One was the overwhelming need to secure and maintain the support of health service users and staff, professional groups, politicians and the general public. It particularly emphasised that "the engagement of staff and their representatives to support and participate in the implementation of successful organisational change is critical." A second was that "the appointment of a c.e.o. to lead the change must be a priority". A third was that "the first task" of the management team "will be developing a high-level project plan.

The core programme team and workstream project managers will need to conduct detailed programme and workstream planning in advance of any implementation."

What have we ended up with? There is no c.e.o., just the interim appointment of Kevin Kelly, whose previous career at Allied Irish Bank does not inspire confidence in a culture of accounta- bility. (AIB is in fact a big presence at the HEA, with Donal de Buitléir, who featured heavily at the DIRT inquiry on the board, and Hugh Cawley, a former general manager of the bank, heading the HSE's change management team.)

The failure to engage with health workers has led to threats of industrial action. GPs work on contracts with individual health boards which are going out of business but have had virtually no contact with the HSE. Community welfare officers, who are employed by the health boards, were apparently forgotten in the drafting of the Health Bill which establishes the HSE. And not only is there no "detailed programme" of work drawn up by the HSE, there is not even a clear set of stated goals.

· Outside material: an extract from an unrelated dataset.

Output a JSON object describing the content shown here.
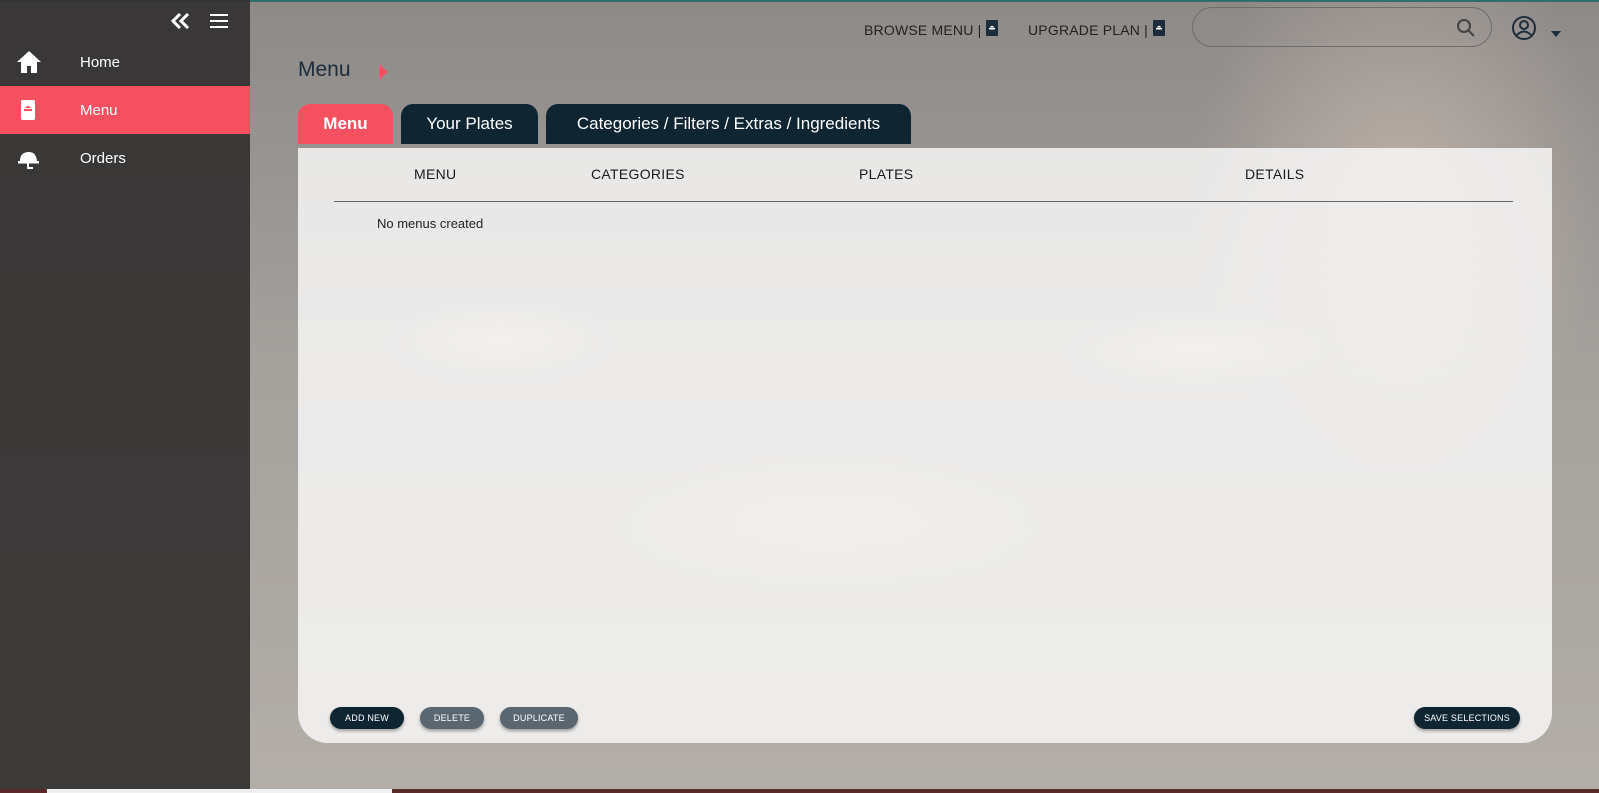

This kind of mess is the reason we have a parliament. With the legislation for the HSE being processed through the Oireachtas, the checks and balances of a healthy democracy would kick in. In fact, the legislative process has been a charade.

Representations from professional, voluntary and patient groups have been ignored in the stampede to get the legislation through before January 1st. The word "patient" appeared once in the original text of the Health Bill, which has been pushed through so quickly and with so little opportunity for scrutiny that the TDs literally don't know what they're doing.

In last week's debate, the Fine Gael spokesman Liam Twomey confessed at one stage that "we have no clear idea as to whether our amendments have been taken on board . . . we have had insufficient time to read the amendments". The Labour spokeswoman Liz McManus said: "At this stage I am so befuddled I have no idea how the Bill will end up given all the changes. It is like a serial in a women's magazine. Each month there is a new version and a new chapter."

Even the Minister introducing the legislation, Mary Harney, seemed to be all at sea. In one crucial area - the accountability of the HSE to the Oireachtas - she accepted a Fine Gael amendment, incorporated it into the revised text of the Bill, then amended the revised Bill to take it out again. The text now says that the c.e.o. of the HSE can, if summoned by the Oireachtas Joint Health Committee, send any of his or her employees instead. Mary Harney assured the House that "the c.e.o. will not nominate any old flunkey to come before an Oireachtas committee."

Asked how she could say this when the Bill allows the c.e.o. to do precisely that, she replied: "We do not have flunkeys working in the health service." This pathetic charade is the way the biggest change in public governance in the history of the State is being implemented. It is both dangerous and disgraceful and it should be stopped now.